Home- The Horror Story
Music by Edwin Wendler
iTunes Digital Download
24 Tracks 56:11 mins

Regular readers of this blog will be aware that on 2nd February I had the pleasure of reviewing Edwin Wendler's score for Wrong Hollywood Number, which is available for digital download from iTunes. What you may however be unaware of is that the same composer has another, earlier, score available on iTunes, his quirky offering for the Temi Lopez's 2000 satire Home - The Horror Story, which stars Richard Beymer and Grace Zabriskie.

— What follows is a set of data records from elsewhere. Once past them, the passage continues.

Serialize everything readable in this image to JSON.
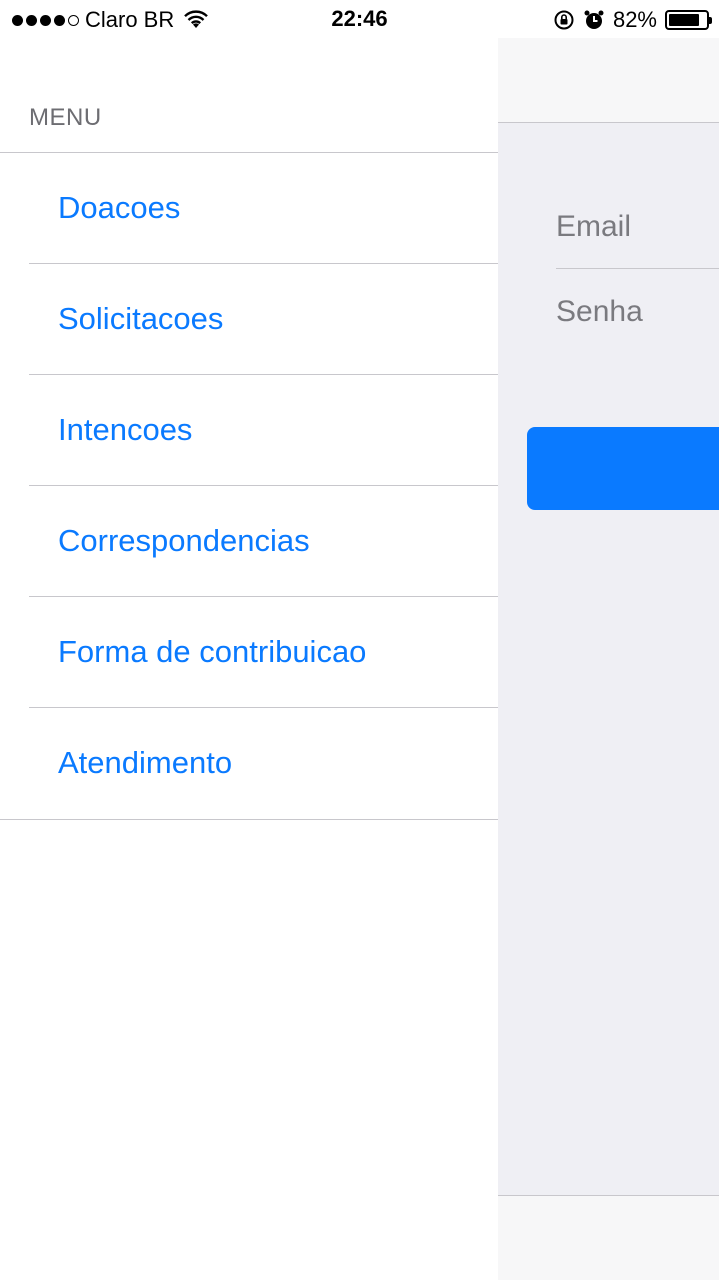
{
  "status_bar": {
    "carrier": "Claro BR",
    "time": "22:46",
    "battery_percent": "82%",
    "battery_level": 0.82,
    "signal_bars_filled": 4,
    "signal_bars_total": 5
  },
  "drawer": {
    "section_title": "MENU",
    "items": [
      {
        "label": "Doacoes"
      },
      {
        "label": "Solicitacoes"
      },
      {
        "label": "Intencoes"
      },
      {
        "label": "Correspondencias"
      },
      {
        "label": "Forma de contribuicao"
      },
      {
        "label": "Atendimento"
      }
    ]
  },
  "background_screen": {
    "email_placeholder": "Email",
    "password_placeholder": "Senha"
  },
  "colors": {
    "accent": "#0a7aff",
    "separator": "#c8c7cc",
    "group_background": "#efeff4"
  }
}
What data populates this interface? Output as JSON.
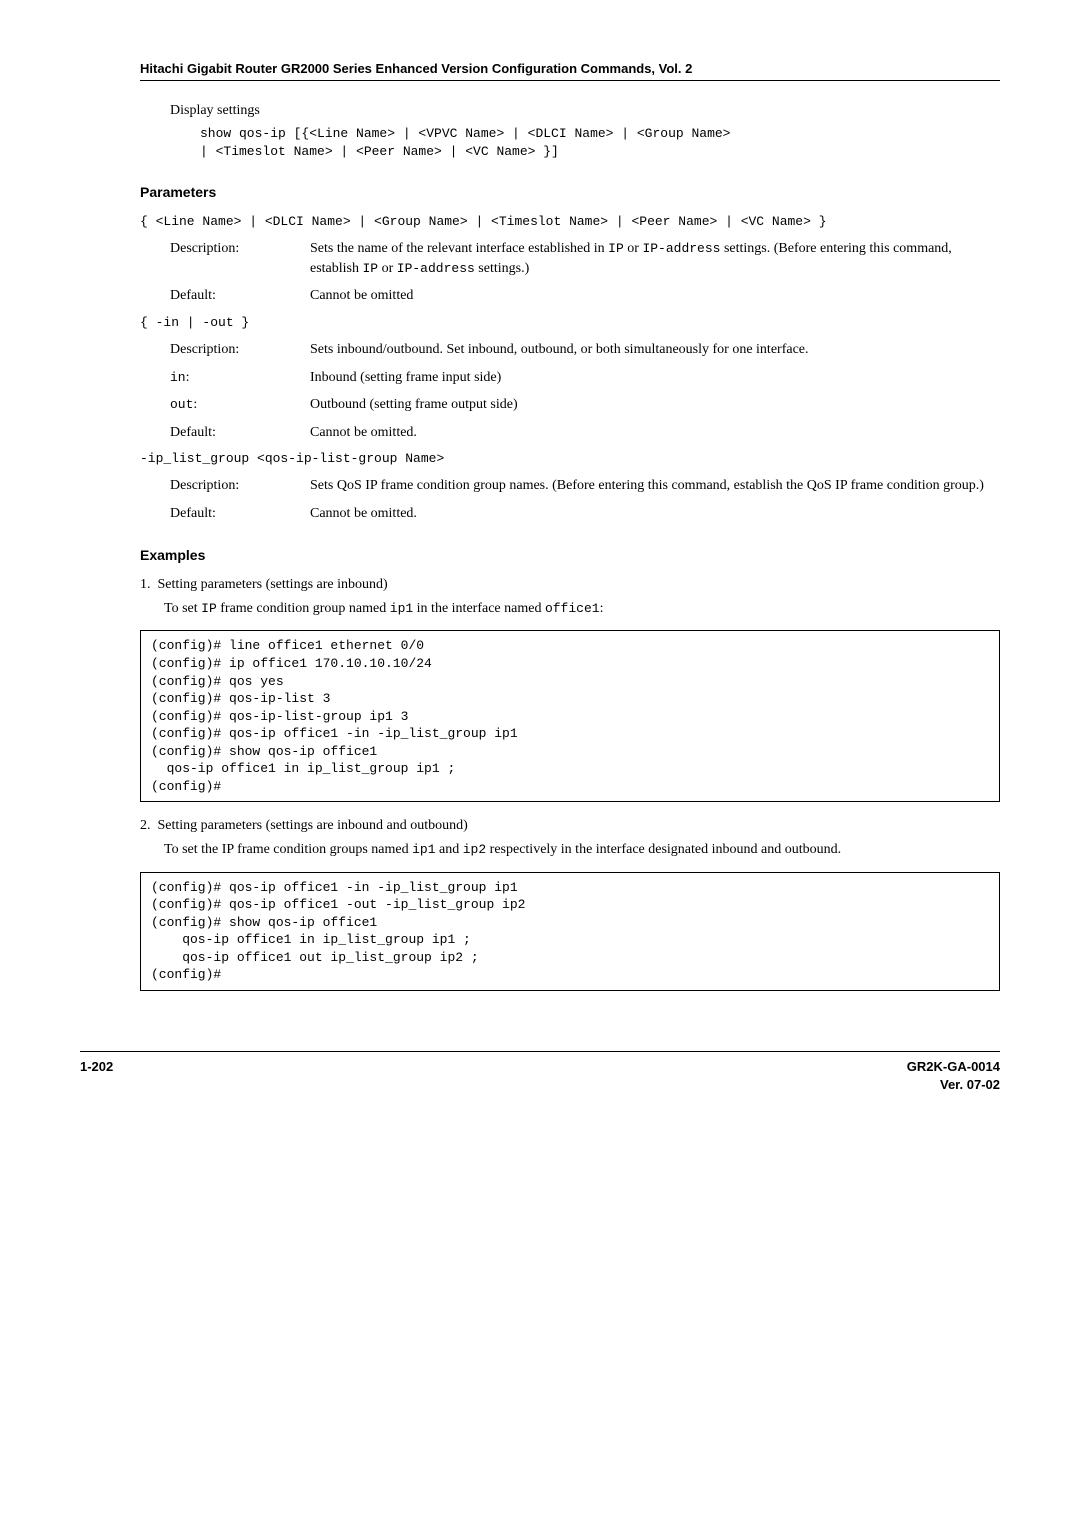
{
  "header": {
    "title": "Hitachi Gigabit Router GR2000 Series Enhanced Version Configuration Commands, Vol. 2"
  },
  "display": {
    "heading": "Display settings",
    "syntax1": "show qos-ip [{<Line Name> | <VPVC Name> | <DLCI Name> | <Group Name>",
    "syntax2": "| <Timeslot Name> | <Peer Name> | <VC Name> }]"
  },
  "params": {
    "title": "Parameters",
    "p1": {
      "line": "{ <Line Name> | <DLCI Name> | <Group Name> | <Timeslot Name> | <Peer Name> | <VC Name> }",
      "desc_label": "Description:",
      "desc": {
        "pre": "Sets the name of the relevant interface established in ",
        "mono1": "IP",
        "mid1": " or ",
        "mono2": "IP-address",
        "mid2": " settings. (Before entering this command, establish ",
        "mono3": "IP",
        "mid3": " or ",
        "mono4": "IP-address",
        "post": " settings.)"
      },
      "default_label": "Default:",
      "default_val": "Cannot be omitted"
    },
    "p2": {
      "line": "{ -in | -out }",
      "desc_label": "Description:",
      "desc": "Sets inbound/outbound. Set inbound, outbound, or both simultaneously for one interface.",
      "in_label": "in",
      "in_colon": ":",
      "in_val": "Inbound (setting frame input side)",
      "out_label": "out",
      "out_colon": ":",
      "out_val": "Outbound (setting frame output side)",
      "default_label": "Default:",
      "default_val": "Cannot be omitted."
    },
    "p3": {
      "line": "-ip_list_group <qos-ip-list-group Name>",
      "desc_label": "Description:",
      "desc": "Sets QoS IP frame condition group names. (Before entering this command, establish the QoS IP frame condition group.)",
      "default_label": "Default:",
      "default_val": "Cannot be omitted."
    }
  },
  "examples": {
    "title": "Examples",
    "e1": {
      "num": "1.",
      "heading": "Setting parameters (settings are inbound)",
      "body_pre": "To set ",
      "body_mono1": "IP",
      "body_mid1": " frame condition group named ",
      "body_mono2": "ip1",
      "body_mid2": " in the interface named ",
      "body_mono3": "office1",
      "body_post": ":",
      "code": "(config)# line office1 ethernet 0/0\n(config)# ip office1 170.10.10.10/24\n(config)# qos yes\n(config)# qos-ip-list 3\n(config)# qos-ip-list-group ip1 3\n(config)# qos-ip office1 -in -ip_list_group ip1\n(config)# show qos-ip office1\n  qos-ip office1 in ip_list_group ip1 ;\n(config)#"
    },
    "e2": {
      "num": "2.",
      "heading": "Setting parameters (settings are inbound and outbound)",
      "body_pre": "To set the IP frame condition groups named ",
      "body_mono1": "ip1",
      "body_mid1": " and ",
      "body_mono2": "ip2",
      "body_post": " respectively in the interface designated inbound and outbound.",
      "code": "(config)# qos-ip office1 -in -ip_list_group ip1\n(config)# qos-ip office1 -out -ip_list_group ip2\n(config)# show qos-ip office1\n    qos-ip office1 in ip_list_group ip1 ;\n    qos-ip office1 out ip_list_group ip2 ;\n(config)#"
    }
  },
  "footer": {
    "left": "1-202",
    "right1": "GR2K-GA-0014",
    "right2": "Ver. 07-02"
  }
}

The score could be described as Pee Wee's Big Adventure meets The Simpsons, with Danny Elfman an obvious influence, although there are elements, more identifiable with the work of the late great Bernard Herrmann, and the composer lists another late great, Elmer Bernstein, specifically his score for Ghostbusters, as another influence.

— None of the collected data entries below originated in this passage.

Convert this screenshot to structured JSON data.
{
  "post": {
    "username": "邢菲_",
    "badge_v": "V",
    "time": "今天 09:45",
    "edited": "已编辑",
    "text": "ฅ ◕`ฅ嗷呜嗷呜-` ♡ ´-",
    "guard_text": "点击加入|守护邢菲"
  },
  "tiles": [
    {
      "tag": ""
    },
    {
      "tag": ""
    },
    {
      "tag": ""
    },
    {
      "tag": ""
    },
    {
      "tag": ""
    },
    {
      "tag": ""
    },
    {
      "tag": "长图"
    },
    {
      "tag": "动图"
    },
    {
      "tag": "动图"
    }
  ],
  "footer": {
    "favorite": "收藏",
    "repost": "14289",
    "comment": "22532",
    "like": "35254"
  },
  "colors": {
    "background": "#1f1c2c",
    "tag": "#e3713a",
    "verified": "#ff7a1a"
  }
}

The music is all sampled, the composer recreating the sounds of strings, woodwinds, calliope, accordion, Wurlitzer and church organs, Theremin, synthesizer and French horns; though a small male chorus is also utilised; and there is much percussion, often featuring all kinds of wacky sounds.
Wendler introduces many of his principal themes in the opening "Meet the Family;" most memorably a kind of loping waltz, and a breezy whistled theme late on. "The Ring" is initially a sneaky affair, though it develops a nice flow later on. More sneakiness can be found in "Special Recipe," with more action leading to a spooky organ dominated conclusion. The same spooky feel opens "The Accident;" with quite a demented feel dominating "Brain Matter," though loungy and ethnic elements enter later. The sinister, breathy opening of "Poor Boy!" gives way to a feeling of tragedy, which leads us to "Alien Supremacy States," which very much reminds of the Zuul music from Ghostbusters. "The Pacifier" initially has a nice flow, which is interrupted by a grand variation on the waltz theme, that is brought to a sudden close with more of the powerful theme from before. There is more of the lounge style present in "Bedroom Talk" and "Good Plans," before the latter gives way to more menace. The action cue "The Kidnapping is a pacy, enjoyable offering, again with lounge-styled elements.
"Priest in Love" pulls out all the stops to provide an uplifting, heavenly feel, complete with choir, which becomes ever more over the top as it proceeds to its conclusion. Then it's back to the dark, Gothic doings for the opening of "Ouch! and its subsequent all-conquering march . Latin dance rhythms dominate "Jesus Busted," though it concludes in menacing cacophony. "Happy Gang Bang" and "Preparations" are fast-flowing, quite zany, offerings, which give way to more menacing music, featuring some pretty weird vocalisations, and some powerful flourishes.
Much lighter fare is on offer in the uplifting "So Happy to See You;" with "Home, Scary Home" ending the score on a fast-flowing foot-tapping note. Three alternate cues are included as a bonus at the end, including a less over-the-top, sweeter take on "Priest in Love."
The score comes with a splendid digital booklet, which features an essay on both film and score by Randall D. Larson, with contributions from the composer, who also provides a detailed breakdown of the many themes featured, including musical examples.